Peraih doktor di Universitas Udayana ini menambahkan, Polkesden memiliki 6 Jurusan dengan 13 prodi, yaitu : Prodi Diploma III Keperawatan, Prodi Diploma III Kebidanan, Prodi Diploma III Kesehatan Gigi, Prodi Diploma III Gizi, Prodi Diploma III Sanitasi, Prodi Diploma III Teknologi Laboratorium Medis, Prodi Sarjana Terapan Keperawatan, Prodi Sarjana Terapan Kebidanan Prodi Sarjana Terapan Gizi dan Dietetika, Sarjana Terapan Kesehatan Lingkungan, Prodi Sarjana Terapan Teknologi Laboratorium Medis, Prodi Pendidikan Profesi Ners dan Prodi Pendidikan Profesi Bidan.

Direktur Politeknik Kesehatan Kemenkes Denpasar (Polkesden) Dr. Anak Agung Ngurah Kusumajaya, SP. MPH., bersama lulusan terbaik.

“Saya selaku direktur mengucapkan selamat dan sukses untuk semua wisudawan dan wisudawati. Semoga segala ilmu yang anda dapatkan di bangku kuliah bisa diterapkan dengan baik di masyarakat, terlebih dalam penganganan pandemi Covid-19 ini yang kita tidak tahu kapan berakhirnya. Negara dan bangsa ini menunggu dharma baktimu,” imbuhnya.

Kepala Badan PPSDM Kesehatan Kemenkes RI yang diwakili oleh Kepala Pusat Pelatihan SDM Kesehatan, Ibu Dra. Oos Fatimah Rosyati, M.Kes., mengapresiasi Polkesden yang dinilai mampu menjalankan Tri Dharma Perguruan Tinggi dengan baik, meski di tengah pandemi Covid-19. Berbagai indikator menunjukkan capaian Polkesden melebihi target. Pretasi diharapkan menjadi motivasi Polktekkes Kemenkes yang lain.

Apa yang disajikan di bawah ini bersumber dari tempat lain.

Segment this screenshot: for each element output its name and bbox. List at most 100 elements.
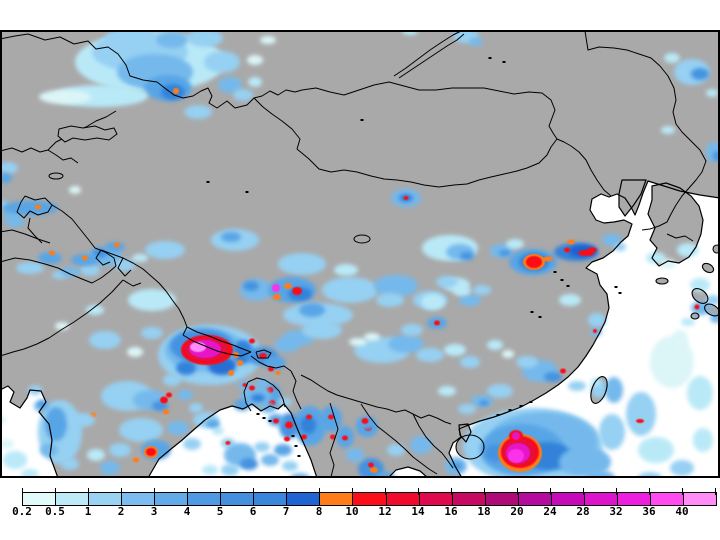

Yang tak kalah penting, lanjut Oos Fatimah, Polkesden berpartisipasi aktif dalam upaya pencegahan covid-19 dengan menjadi sentra vaksinasi dan memperoleh penghargaan cakupan vaksinasi tertinggi kedua nasional. Sementara itu, para alumni Poltekkes Kemenkes Denpasar juga memperoleh penghargaan atas partisipasinya sebagai Relawan Penanggulangan Covid-19 dari Kementerian Kesehatan RI.

Dosen Polkesden juga berhasil masuk 10 besar Dosen Berprestasi Tingkat Nasional diikuti mahasiswa meraih Juara Harapan I Mahasiswa Berprestasi Tingkat Nasional. Selain itu, Tim Mahasiswa Poltekkes Kemenkes Denpasar berhasil meraih Juara I dalam Pekan Ilmiah Nasional Mahasiswa Poltekkes Kemenkes (Pimnakes) Tahun 2021 Kategori PKM Perancang Teknologi Tepat Guna, dan meraih Juara I Stand Pameran Paling Inspiratif dalam kegiatan Edu Health Fair 2021. “Ini membuktikan bahwa Poltekkes Kemenkes Denpasar tetap produktif meski dibelenggu pandemi,” kata Oos Fatimah.

Untuk diketahui, pada wisuda ini, IPK tertinggi lulusan adalah 3,93. IPK terendah lulusan adalah 2,96. IPK rata-rata lulusan adalah 3,82. Persentase IPK ≥ 3,00 sebanyak 99,69%, persentase IPK ≥ 3,25 sebanyak 99,07% dan persentase IPK ≥ 3,50 sebanyak 85,49%. Tiga besar lulusan terbaik dari Program Studi D III Kebidanan, diraih oleh; Luh Putu Ika Cahyani Juniantari, IPK 3,87, Komang Sukmawati, IPK 3,84, dan Ni Luh Putu Diyana Putri, IPK 3,84.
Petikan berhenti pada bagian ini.